That evening they half waded, half swam their horses, across a ford of a rapid river. On the farther bank Mr. Carroll raised his hat as if in a salute, and turned to Ernest with a smile.
“Now you’re in Texas, lad,” he said. “That was the Red River.”
They made camp, and lay down together in their wet clothes, feet to the fire, while a flock of turkeys (minus one which had supplied a supper) querulously piped in the trees beside the water before they, also, settled for the night.
Texas! Was ever a land elsewhere so vast and yet so beautiful as this, thought Ernest, as throughout the next day he and the Texan steadily rode onward, threading deeply-grassed prairies, circuiting patches of rich timber, crossing streams and swamps, and seeing scarce a sign of human life, but horses and deer and turkeys in abundance. Where were the Texas settlers?
Mr. Carroll laughed.
“Down yonder we’ll find ’em,” he said. “But the country’s not crowded. Every man has plenty room. This is principally Comanche range—and those fellows we don’t want to see!”
After such long travel that Ernest completely lost track of the days, they came to the first real token of civilization: a straight, well-travelled road, with marks not only of horses’ hoofs but of wheels.

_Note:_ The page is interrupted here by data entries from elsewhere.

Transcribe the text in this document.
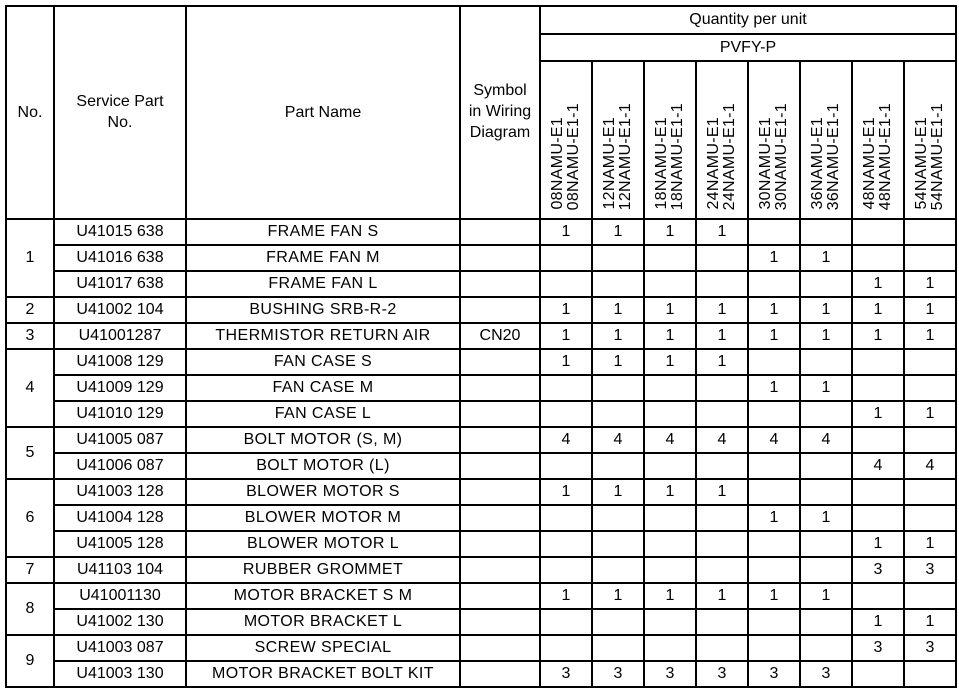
No.	Service Part No.	Part Name	Symbol in Wiring Diagram	Quantity per unit							
				PVFY-P							
				08NAMU-E108NAMU-E1-1	12NAMU-E112NAMU-E1-1	18NAMU-E118NAMU-E1-1	24NAMU-E124NAMU-E1-1	30NAMU-E130NAMU-E1-1	36NAMU-E136NAMU-E1-1	48NAMU-E148NAMU-E1-1	54NAMU-E154NAMU-E1-1
1	U41015 638	FRAME FAN S		1	1	1	1				
	U41016 638	FRAME FAN M						1	1		
	U41017 638	FRAME FAN L								1	1
2	U41002 104	BUSHING SRB-R-2		1	1	1	1	1	1	1	1
3	U41001287	THERMISTOR RETURN AIR	CN20	1	1	1	1	1	1	1	1
4	U41008 129	FAN CASE S		1	1	1	1				
	U41009 129	FAN CASE M						1	1		
	U41010 129	FAN CASE L								1	1
5	U41005 087	BOLT MOTOR (S, M)		4	4	4	4	4	4		
	U41006 087	BOLT MOTOR (L)								4	4
6	U41003 128	BLOWER MOTOR S		1	1	1	1				
	U41004 128	BLOWER MOTOR M						1	1		
	U41005 128	BLOWER MOTOR L								1	1
7	U41103 104	RUBBER GROMMET								3	3
8	U41001130	MOTOR BRACKET S M		1	1	1	1	1	1		
	U41002 130	MOTOR BRACKET L								1	1
9	U41003 087	SCREW SPECIAL								3	3
	U41003 130	MOTOR BRACKET BOLT KIT		3	3	3	3	3	3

“The Royal Road,” explained Mr. Carroll, pausing. “Laid out by the Spanish before the Texas settlers entered. Runs clean across the middle of Texas between Nacogdoches of the east and San Antonio of the west. But we don’t follow it. We strike down by the San Felipe trace, for Gonzales. If we followed the San Antonio road we’d pass too far north.”
Presently he turned off, to the left, upon a much lesser road—another of those Texas trails or “traces.” Evidently this was the San Felipe trace. Now they met a few people, mainly hunters on horseback; and that night they stopped with a settler family at whose ranch-house, a rude log cabin, glassless and floorless, they were made more than welcome to a supper of corn-bread, venison and honey, and to a husk bunk.